“Reggio Emilia epicentro della ndrangheta”. Il rapporto della Statale di Milano in commissione consiliare

17/12/2014 –
Questa mattina mercoledi 17, al Bus Pascal di Reggio Emilia, gli studenti incontrano Santo della Volpe e altri gjornalisti sul tema delle infiltrazioni mafiose, in particolare sui rapporti in Emilia e a Reggio tra ndrangheta, economia e politica, prendendo le mosse dal caso di Brescello. L’assemblea è promossa dalla fondazione di Libera.
Sempre oggi, ma alle ore 18,30,  in comune a Reggio,  nella Sala dei gruppi Consiliari,  la VI Commissione consiliare  “Sviluppo Economico, Innovazione, Attività Produttive e Cultura della Legalità” incontra   l’ Osservatorio sulla Criminalità Organizzata della Statale di Milano, in merito al primo rapporto trimestrale sulle aree settentrionali, rapporto realizzato per la presidenza della Commissione parlamentare antimafia. 

“Abbiamo voluto fortemente questa audizione. Oggi si parlerà  anche di Reggio Emilia, perchè se ne parla diffusamente proprio nel rapporto –  sottolinea Norberto Vaccari, capogruppo M5S. 
Vi si legge infatti che  “la provincia di Reggio Emilia costituisce l’epicentro della ‘ndrangheta nella regione Emilia Romagna , in particolare nel capoluogo, ove l’organizzazione criminale calabrese ha creato negli anni una vera e propria enclave.
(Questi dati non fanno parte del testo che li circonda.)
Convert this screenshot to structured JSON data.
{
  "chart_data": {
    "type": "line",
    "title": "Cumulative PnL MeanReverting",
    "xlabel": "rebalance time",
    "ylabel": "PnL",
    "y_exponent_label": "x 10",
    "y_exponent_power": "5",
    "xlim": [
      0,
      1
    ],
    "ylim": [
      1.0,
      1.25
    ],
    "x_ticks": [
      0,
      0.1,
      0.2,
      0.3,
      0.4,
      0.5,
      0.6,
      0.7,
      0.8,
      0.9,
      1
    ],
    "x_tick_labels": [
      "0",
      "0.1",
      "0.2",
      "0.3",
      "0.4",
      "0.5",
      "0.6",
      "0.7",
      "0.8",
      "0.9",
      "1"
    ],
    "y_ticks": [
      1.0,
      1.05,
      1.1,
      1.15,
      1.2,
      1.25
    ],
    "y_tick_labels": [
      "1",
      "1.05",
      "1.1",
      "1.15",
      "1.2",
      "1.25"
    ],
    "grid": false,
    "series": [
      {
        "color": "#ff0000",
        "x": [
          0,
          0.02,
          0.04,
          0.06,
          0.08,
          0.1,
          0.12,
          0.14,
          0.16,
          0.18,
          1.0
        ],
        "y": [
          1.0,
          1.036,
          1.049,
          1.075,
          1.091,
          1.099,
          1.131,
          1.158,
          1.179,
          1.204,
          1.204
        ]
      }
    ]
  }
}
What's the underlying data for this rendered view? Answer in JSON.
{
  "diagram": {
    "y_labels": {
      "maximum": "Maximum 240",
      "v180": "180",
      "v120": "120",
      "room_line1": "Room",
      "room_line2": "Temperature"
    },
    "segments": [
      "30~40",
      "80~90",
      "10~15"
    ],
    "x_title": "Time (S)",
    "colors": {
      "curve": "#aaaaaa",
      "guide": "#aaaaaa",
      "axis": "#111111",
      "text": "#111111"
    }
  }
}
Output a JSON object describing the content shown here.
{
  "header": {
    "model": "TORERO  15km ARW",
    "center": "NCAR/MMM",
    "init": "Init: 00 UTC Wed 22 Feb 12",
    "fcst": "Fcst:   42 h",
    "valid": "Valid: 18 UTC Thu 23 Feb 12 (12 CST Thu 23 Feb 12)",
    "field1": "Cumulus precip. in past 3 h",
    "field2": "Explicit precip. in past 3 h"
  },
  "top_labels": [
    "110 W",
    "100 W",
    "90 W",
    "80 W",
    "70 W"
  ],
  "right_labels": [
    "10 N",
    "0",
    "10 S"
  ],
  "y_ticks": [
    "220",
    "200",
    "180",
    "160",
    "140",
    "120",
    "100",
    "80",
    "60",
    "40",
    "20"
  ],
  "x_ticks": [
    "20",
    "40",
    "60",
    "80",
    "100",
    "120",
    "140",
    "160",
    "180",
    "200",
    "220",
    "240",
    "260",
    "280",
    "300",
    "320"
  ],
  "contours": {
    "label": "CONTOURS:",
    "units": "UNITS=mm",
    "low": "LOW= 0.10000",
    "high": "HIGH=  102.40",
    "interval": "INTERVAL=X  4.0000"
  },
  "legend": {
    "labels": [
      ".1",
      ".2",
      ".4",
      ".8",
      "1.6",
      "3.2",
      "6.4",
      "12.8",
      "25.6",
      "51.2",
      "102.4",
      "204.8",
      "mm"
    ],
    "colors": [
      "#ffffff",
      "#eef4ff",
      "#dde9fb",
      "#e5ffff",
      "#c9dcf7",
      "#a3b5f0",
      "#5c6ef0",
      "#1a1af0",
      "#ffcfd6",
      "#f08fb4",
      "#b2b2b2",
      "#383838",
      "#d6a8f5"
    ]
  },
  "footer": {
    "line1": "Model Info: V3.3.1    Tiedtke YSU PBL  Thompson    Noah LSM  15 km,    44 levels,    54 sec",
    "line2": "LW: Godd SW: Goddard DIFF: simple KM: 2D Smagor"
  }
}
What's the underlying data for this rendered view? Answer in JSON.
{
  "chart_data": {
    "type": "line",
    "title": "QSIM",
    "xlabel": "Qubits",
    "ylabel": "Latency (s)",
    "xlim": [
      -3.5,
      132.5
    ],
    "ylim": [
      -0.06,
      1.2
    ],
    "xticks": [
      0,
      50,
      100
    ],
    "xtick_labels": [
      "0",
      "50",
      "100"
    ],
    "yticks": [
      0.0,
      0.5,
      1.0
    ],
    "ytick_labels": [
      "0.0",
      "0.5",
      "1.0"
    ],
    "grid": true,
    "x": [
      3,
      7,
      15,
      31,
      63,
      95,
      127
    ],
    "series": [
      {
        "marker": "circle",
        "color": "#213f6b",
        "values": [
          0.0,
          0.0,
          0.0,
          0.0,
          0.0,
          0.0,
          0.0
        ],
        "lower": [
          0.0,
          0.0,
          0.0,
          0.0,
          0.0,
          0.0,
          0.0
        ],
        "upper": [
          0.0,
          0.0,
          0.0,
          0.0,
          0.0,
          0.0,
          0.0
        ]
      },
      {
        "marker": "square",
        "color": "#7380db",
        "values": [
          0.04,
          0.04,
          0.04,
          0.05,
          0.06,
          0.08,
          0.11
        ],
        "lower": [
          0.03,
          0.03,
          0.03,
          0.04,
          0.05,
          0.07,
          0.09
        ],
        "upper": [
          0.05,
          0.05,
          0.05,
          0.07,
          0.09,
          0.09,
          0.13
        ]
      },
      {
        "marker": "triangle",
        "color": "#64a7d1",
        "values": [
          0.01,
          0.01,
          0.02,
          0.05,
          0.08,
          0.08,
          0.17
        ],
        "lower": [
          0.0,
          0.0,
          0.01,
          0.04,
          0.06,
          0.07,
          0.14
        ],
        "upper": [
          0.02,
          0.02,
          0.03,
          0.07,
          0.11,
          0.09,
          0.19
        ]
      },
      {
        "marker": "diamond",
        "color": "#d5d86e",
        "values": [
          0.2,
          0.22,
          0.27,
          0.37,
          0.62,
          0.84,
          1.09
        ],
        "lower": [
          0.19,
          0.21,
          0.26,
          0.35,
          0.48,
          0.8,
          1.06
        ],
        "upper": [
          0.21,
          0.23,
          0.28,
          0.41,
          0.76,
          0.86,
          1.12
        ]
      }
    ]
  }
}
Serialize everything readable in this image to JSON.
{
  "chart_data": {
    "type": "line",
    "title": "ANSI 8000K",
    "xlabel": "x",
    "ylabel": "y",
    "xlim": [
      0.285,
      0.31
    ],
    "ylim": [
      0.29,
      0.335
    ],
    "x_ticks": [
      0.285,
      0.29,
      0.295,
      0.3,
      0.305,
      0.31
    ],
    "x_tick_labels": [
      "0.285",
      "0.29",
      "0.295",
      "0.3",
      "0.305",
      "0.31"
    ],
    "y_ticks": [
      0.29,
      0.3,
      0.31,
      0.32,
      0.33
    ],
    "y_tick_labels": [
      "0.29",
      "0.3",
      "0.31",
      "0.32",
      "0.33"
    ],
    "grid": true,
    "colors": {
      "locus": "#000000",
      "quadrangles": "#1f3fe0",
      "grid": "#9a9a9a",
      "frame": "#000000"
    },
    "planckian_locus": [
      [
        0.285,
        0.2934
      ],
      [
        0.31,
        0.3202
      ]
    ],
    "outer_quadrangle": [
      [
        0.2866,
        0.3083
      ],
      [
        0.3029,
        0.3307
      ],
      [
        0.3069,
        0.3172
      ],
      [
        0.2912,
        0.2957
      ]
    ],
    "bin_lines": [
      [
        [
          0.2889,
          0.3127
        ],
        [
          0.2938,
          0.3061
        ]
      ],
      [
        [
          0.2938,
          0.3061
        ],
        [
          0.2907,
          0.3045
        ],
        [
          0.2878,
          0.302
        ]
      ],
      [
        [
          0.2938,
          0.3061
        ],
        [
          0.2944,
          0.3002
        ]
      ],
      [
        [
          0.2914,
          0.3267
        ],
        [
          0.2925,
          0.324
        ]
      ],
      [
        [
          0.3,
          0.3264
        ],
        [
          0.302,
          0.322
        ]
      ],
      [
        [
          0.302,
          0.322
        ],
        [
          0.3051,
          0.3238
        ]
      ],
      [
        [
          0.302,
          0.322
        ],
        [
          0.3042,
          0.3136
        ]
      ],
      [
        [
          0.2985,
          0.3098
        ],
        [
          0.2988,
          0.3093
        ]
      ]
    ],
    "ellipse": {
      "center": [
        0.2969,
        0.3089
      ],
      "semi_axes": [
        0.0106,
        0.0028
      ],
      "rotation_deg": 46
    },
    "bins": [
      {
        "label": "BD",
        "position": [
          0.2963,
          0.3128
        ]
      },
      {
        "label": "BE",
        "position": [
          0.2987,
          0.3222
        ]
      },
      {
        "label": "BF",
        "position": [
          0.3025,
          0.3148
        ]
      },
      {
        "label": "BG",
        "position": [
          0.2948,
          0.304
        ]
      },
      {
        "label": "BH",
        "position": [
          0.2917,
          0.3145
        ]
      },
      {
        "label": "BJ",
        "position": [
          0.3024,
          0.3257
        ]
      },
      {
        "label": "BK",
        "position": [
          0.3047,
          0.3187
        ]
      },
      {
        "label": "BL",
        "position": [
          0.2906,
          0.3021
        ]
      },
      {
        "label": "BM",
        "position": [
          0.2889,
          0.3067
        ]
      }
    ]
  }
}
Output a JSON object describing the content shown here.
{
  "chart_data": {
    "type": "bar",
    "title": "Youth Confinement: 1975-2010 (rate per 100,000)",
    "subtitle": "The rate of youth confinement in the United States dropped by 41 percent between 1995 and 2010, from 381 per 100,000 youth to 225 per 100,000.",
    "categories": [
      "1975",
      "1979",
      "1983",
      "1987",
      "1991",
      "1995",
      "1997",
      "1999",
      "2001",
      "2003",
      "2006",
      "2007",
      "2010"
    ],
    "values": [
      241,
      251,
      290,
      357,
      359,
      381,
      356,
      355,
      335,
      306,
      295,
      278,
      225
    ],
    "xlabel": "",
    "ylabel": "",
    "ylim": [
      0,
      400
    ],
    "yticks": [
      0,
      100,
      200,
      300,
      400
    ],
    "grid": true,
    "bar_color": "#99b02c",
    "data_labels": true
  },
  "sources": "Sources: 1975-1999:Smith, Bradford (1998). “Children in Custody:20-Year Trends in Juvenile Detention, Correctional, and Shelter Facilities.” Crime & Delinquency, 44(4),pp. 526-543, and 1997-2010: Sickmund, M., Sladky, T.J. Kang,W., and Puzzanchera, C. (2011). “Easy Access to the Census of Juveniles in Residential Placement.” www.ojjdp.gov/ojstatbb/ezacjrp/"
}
Come sottolineato in precedenza, la ‘ndrangheta cutrese rappresenta la principale presenza criminale sul territorio, a cui si affiancano i Dragone, i Nicoscia e gli Arena originari di Isola di Capo Rizzuto”. Il rapporto continua affermando che “alla presenza della ‘ndrangheta dei Grande Aracri si affiancano numerose ‘ndrine provenienti da diverse aree della Calabria e attive sul territorio provinciale. Infine si riscontra sul territorio la presenza di clan riconducibili alla camorra: in particolare i casalesi e il clan Belforte originario di Marcianise… Va osservato che candidati di differenti schieramenti politici alle elezioni comunali di Reggio Emilia si sono recati a Cutro durante la campagna elettorale con lo scopo di raccogliere consensi tra la comunita crotonese”. Viene inoltre citata “la cena tenutasi nel settembre 2012 nel comune di Reggiolo, che ha visto tra i partecipanti imprenditori calabresi ritenuti vicini alla ndrangheta, nonchè politici locali”.